The Fiji Health Ministry is reporting the Labasa hospital laboratory in the North is confirming two to three cases of dengue per day since the beginning of the year, bringing the dengue outbreak total to 68, according to a Fiji Village report today.


This is up 20 cases in the past week.

The outbreak is primarily affecting Macuata subdivision and specifically in the rural areas of Labasa.

Elsewhere in the South Pacific, French Polynesia has reported an estimated 130,000 chikungunya cases since October 2014.This includes 14 deaths.

The French Polynesia outbreak is reportedly decreasing, according to Auckland health officials.
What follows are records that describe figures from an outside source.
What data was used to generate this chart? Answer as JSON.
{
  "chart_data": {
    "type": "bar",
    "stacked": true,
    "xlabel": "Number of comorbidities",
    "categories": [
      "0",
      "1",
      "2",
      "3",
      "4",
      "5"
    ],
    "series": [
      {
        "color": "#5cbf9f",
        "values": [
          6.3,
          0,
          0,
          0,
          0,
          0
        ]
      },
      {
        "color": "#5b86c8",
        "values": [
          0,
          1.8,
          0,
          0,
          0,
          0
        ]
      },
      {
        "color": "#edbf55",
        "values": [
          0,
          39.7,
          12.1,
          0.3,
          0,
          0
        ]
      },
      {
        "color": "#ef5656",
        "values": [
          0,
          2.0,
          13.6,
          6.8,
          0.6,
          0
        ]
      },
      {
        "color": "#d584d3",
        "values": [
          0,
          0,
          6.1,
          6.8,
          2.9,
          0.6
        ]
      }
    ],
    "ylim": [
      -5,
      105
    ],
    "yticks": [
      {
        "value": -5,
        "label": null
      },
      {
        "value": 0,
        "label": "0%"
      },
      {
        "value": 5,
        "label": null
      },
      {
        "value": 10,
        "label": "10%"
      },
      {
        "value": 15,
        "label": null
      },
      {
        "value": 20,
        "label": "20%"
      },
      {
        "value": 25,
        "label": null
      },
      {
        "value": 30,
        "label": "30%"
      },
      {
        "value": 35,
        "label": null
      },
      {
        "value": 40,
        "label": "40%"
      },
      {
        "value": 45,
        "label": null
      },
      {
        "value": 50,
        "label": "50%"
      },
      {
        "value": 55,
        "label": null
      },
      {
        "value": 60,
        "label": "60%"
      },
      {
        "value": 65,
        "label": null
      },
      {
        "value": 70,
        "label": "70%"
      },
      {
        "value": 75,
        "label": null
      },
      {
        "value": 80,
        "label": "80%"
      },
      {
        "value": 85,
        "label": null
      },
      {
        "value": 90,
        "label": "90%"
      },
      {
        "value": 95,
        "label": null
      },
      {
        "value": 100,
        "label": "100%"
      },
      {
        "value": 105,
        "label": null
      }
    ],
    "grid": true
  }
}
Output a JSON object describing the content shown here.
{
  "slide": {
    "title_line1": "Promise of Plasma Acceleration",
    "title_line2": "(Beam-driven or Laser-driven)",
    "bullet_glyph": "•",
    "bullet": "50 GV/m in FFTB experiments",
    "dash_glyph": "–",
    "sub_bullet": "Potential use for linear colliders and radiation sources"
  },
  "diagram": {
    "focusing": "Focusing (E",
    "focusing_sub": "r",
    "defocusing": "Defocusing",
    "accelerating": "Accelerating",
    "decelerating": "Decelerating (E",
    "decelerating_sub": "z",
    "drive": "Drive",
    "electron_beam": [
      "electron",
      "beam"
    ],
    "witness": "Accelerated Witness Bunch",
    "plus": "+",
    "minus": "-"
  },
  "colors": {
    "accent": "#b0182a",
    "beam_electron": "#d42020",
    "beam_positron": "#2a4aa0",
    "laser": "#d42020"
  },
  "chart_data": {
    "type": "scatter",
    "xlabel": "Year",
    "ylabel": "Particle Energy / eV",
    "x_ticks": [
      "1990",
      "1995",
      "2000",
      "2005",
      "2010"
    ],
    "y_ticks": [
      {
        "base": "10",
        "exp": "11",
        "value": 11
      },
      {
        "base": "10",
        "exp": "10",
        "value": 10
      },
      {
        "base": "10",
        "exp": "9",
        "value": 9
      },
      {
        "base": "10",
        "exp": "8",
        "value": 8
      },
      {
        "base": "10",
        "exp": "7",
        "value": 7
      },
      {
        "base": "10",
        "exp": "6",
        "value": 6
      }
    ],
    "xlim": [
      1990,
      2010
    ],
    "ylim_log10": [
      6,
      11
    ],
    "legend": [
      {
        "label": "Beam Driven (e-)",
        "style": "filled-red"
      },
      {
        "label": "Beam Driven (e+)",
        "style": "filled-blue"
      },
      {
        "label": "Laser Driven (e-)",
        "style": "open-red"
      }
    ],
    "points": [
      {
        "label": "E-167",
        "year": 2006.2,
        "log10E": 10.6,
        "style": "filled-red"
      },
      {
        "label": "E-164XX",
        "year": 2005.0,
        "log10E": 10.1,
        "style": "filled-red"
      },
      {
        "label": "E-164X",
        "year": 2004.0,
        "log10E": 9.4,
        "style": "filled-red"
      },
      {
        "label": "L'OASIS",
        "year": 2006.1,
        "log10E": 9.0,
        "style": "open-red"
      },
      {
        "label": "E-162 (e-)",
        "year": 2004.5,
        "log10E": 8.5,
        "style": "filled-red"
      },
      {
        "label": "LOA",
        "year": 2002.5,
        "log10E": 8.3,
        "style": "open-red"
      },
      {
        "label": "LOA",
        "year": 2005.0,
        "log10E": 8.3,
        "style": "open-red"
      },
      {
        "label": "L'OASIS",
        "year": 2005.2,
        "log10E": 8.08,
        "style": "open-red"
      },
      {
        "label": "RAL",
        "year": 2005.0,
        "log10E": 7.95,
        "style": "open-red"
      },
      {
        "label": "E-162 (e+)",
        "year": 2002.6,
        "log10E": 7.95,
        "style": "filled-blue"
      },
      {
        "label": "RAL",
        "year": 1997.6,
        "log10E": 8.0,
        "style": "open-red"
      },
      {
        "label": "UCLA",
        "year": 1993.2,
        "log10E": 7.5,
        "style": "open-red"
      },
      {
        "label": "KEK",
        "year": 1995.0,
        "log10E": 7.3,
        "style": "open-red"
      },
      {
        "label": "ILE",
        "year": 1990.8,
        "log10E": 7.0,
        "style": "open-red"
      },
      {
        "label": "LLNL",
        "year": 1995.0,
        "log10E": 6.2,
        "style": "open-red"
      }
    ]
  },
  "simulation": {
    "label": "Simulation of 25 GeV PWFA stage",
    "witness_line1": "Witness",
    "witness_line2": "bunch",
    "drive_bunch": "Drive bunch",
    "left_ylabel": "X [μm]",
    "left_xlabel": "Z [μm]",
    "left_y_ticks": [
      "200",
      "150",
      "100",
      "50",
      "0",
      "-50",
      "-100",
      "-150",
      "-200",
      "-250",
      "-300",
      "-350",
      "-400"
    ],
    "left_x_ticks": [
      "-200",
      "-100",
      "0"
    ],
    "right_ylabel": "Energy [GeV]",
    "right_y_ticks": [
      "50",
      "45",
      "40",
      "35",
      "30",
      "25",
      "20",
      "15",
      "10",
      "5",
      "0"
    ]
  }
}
Outbreaks of dengue in Tonga and in Cairns, Australia are increasing.

According to the World Health Organization, dengue is transmitted by the bite of a mosquito infected with one of the four dengue virus serotypes. It is a febrile illness that affects infants, young children and adults withsymptoms appearing 3-14 days after the infective bite.

Dengue is not transmitted directly from person-to-person and symptoms range from mild fever, to incapacitating high fever, with severe headache, pain behind the eyes, muscle and joint pain, and rash. There is no vaccine or any specific medicine to treat dengue. People who have dengue fever should rest, drink plenty of fluids and reduce the fever using paracetamol or see a doctor.

Severe dengue (also known as dengue hemorrhagic fever) is characterized by fever, abdominal pain, persistent vomiting, bleeding and breathing difficulty and is a potentially lethal complication, affecting mainly children. Early clinical diagnosis and careful clinical management by trained physicians and nurses increase survival of patients.